Pierre Gosselin, médecin à l’Institut national de la santé publique du Québec (INSPQ) et directeur du programme santé chez Ouranos, souligne que certaines régions du Québec n’ont pas encore compilé tous les décès.

Mais une analyse statistique qui sera réalisée à l’automne par l’INSPQ pourrait également faire grimper le chiffre.

L’Institut compilera tous les décès survenus durant la canicule et les comparera avec les données des cinq dernières années à pareille date.

30 % de plus

En 2010, l’expérience avait permis de constater 30 % d’excès dans le taux de mortalité, par rapport aux années précédentes, et 125 % d’excès en 1994. Un excès qui est attribué en grande partie à la canicule.

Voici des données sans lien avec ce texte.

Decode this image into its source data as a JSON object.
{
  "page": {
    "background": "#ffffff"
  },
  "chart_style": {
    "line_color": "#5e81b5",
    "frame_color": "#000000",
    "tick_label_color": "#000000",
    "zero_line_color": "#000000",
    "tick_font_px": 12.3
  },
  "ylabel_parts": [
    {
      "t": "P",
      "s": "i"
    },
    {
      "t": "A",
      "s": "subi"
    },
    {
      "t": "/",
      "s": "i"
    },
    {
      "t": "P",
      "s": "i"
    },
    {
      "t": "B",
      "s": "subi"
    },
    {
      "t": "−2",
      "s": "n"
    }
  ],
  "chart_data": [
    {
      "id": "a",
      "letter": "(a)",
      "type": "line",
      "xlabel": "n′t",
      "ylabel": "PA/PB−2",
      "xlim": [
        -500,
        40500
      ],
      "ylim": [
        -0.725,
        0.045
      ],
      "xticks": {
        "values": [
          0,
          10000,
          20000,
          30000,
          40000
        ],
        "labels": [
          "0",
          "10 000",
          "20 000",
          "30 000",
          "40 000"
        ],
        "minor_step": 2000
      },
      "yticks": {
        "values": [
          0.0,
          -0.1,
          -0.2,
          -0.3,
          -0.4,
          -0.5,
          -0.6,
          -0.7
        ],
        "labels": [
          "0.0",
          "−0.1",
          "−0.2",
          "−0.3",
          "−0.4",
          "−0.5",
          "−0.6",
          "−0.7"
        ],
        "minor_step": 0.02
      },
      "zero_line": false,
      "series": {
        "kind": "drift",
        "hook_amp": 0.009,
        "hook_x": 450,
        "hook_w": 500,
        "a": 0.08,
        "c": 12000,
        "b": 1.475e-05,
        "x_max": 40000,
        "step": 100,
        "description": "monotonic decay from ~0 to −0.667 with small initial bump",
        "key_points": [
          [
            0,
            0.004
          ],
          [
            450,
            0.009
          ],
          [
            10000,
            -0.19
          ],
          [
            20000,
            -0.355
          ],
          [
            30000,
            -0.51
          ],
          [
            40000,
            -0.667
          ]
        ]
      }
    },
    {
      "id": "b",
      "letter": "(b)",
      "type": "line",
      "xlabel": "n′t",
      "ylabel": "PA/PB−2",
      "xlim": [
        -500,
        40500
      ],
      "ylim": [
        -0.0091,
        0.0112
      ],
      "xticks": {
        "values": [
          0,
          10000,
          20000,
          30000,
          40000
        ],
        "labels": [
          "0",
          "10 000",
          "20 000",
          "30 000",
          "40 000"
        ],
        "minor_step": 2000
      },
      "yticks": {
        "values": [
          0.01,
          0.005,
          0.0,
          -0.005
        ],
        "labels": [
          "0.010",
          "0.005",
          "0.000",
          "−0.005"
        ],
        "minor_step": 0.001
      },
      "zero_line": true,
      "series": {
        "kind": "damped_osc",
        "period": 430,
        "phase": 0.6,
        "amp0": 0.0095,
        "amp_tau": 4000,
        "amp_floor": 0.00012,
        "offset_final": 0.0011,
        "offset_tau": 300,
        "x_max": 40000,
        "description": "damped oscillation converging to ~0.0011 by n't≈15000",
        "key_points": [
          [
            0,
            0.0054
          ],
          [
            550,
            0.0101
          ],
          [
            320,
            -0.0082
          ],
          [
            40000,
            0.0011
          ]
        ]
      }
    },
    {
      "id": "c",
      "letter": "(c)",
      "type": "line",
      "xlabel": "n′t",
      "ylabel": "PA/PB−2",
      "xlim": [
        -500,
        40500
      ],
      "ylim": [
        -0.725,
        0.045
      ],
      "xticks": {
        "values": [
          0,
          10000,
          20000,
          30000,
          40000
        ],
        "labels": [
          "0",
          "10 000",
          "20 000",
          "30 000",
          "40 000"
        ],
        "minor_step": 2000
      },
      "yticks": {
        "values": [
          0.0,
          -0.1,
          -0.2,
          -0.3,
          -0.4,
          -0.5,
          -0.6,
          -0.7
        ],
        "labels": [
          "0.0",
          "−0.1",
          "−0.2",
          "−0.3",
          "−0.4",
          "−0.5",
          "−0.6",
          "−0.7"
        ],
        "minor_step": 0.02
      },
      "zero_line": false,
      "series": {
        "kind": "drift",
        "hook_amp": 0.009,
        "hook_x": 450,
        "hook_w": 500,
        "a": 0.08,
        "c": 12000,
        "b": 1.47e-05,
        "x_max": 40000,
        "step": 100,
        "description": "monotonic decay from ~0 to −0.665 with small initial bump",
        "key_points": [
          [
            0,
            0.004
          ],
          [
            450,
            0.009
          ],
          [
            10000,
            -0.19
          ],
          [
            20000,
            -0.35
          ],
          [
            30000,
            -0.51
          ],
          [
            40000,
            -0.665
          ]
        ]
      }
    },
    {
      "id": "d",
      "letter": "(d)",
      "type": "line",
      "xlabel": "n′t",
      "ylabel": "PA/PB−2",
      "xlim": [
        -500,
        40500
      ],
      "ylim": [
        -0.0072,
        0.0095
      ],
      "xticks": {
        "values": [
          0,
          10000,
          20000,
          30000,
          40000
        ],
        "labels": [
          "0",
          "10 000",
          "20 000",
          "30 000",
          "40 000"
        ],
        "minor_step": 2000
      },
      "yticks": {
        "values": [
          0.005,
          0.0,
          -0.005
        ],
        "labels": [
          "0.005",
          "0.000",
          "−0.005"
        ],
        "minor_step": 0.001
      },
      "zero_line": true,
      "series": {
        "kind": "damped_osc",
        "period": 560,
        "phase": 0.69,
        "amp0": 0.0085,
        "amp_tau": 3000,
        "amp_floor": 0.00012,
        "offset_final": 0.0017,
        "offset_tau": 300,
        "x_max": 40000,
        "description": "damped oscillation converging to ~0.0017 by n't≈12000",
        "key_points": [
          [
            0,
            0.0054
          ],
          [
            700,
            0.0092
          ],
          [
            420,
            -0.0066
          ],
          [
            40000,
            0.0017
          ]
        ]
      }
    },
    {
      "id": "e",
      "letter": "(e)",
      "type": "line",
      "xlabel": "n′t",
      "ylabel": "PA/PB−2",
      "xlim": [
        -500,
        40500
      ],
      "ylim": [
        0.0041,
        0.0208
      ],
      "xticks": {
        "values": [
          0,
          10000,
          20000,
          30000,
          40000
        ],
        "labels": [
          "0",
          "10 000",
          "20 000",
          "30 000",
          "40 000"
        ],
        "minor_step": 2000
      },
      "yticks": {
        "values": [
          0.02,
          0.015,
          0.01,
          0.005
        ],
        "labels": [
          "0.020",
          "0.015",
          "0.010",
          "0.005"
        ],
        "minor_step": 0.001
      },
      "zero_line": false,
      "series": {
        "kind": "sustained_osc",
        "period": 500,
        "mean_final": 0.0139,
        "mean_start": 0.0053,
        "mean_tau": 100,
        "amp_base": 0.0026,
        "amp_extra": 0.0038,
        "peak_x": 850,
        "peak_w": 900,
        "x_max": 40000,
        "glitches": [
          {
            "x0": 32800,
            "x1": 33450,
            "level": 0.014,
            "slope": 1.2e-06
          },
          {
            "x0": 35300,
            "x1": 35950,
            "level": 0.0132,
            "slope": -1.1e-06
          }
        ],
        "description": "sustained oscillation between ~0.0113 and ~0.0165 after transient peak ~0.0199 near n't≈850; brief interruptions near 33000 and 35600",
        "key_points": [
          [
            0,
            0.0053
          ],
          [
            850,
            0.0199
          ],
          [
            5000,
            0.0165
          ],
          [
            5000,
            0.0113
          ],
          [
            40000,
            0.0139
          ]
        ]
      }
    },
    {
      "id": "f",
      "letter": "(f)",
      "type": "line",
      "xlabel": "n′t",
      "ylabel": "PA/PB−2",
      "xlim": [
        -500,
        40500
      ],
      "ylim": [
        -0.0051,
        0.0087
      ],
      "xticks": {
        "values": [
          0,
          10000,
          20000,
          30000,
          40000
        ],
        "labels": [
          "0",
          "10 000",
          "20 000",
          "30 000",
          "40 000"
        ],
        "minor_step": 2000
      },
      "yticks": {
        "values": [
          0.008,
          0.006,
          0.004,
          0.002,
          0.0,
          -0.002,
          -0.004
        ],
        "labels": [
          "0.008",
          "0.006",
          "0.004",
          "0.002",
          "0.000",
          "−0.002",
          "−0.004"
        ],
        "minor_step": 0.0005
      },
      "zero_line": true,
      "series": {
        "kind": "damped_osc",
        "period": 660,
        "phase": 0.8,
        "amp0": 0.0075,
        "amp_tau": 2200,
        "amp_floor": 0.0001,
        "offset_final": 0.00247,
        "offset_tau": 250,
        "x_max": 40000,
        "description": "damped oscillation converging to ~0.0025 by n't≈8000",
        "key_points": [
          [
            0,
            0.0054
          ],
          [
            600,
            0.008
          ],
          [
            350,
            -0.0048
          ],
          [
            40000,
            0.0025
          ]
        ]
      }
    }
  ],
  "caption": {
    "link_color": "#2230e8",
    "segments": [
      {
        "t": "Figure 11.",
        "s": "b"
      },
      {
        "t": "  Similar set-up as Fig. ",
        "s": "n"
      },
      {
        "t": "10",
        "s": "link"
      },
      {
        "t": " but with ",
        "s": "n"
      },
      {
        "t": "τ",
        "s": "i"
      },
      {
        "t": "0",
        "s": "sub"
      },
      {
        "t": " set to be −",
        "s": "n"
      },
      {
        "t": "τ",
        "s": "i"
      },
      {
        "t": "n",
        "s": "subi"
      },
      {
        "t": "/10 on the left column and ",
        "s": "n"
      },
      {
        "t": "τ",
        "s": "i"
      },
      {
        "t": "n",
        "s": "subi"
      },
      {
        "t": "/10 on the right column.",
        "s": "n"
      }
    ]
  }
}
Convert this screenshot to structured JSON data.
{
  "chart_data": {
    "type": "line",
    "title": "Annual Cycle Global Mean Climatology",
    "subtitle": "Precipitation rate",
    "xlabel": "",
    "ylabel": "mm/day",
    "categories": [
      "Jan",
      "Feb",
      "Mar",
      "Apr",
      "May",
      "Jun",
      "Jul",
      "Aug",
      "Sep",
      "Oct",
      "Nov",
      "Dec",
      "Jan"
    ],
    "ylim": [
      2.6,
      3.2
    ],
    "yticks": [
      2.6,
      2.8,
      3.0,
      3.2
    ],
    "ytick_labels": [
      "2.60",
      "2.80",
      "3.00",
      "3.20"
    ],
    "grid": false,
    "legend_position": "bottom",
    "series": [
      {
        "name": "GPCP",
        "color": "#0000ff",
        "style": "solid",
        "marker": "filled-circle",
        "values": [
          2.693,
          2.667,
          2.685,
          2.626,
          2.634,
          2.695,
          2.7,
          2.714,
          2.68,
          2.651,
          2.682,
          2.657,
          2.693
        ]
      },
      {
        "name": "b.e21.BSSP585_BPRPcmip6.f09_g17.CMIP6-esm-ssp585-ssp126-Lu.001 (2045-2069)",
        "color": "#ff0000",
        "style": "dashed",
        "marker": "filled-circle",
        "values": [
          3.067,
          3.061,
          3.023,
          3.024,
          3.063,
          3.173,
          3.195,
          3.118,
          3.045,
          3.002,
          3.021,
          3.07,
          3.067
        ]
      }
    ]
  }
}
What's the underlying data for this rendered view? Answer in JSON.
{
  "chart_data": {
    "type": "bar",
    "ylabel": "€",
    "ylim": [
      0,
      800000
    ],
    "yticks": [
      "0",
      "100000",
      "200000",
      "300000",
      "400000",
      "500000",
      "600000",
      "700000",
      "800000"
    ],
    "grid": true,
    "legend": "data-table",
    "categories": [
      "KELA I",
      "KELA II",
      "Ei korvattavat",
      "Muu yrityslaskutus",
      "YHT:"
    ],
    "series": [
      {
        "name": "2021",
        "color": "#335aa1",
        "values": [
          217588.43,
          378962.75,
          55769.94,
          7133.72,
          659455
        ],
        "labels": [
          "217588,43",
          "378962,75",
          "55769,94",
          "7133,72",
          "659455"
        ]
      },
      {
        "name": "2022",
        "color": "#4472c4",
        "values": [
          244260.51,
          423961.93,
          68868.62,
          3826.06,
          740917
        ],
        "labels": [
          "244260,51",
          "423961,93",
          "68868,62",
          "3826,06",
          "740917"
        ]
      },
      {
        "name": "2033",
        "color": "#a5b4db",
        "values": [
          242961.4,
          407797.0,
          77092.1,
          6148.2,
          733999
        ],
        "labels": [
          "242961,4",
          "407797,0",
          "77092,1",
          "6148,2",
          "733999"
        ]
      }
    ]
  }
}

L’expérience pourrait bien faire grimper cette année le nombre de décès liés à la canicule à plus de 70 morts, soutient le Dr Gosselin.

« On peut s’attendre à une certaine augmentation, indique Pierre Gosselin. On ne peut pas examiner tous les décès un par un. C’est une méthode moins précise que celle du coroner, mais elle nous permet d’estimer le nombre de décès qui sont probablement liés à la chaleur. »

La région de Montréal se prépare également à vivre une autre période caniculaire cette fin de semaine. La température ressentie pourrait atteindre 35 °C et même 40 °C à partir de demain.

Pierre Gosselin s’attend toutefois à un taux moins élevé qu’en 2010.

Prévention

Selon le médecin, la prévention faite chaque année aide à diminuer le nombre de décès en temps de canicule.

« Il y a des plans d’action en santé publique, de la sensibilisation pour l’hydratation et les gens se climatisent de plus en plus », souligne le Dr Gosselin.

Le chroniqueur météo au Journal, Gilles Brien, souligne toutefois qu’une preuve que la canicule fut importante est que des décès associés à la chaleur ont été comptabilisés à l’extérieur de Montréal et même à Québec.

« Il fait plus froid à Québec. La ville n’est normalement pas touchée par des vagues de canicule. Pourtant, il y a eu trois jours de chaleur la semaine passée où la température a atteint 33 °C », souligne M. Brien.

Il estime aussi que le taux de mortalité pourrait grimper lorsque toutes les données seront connues.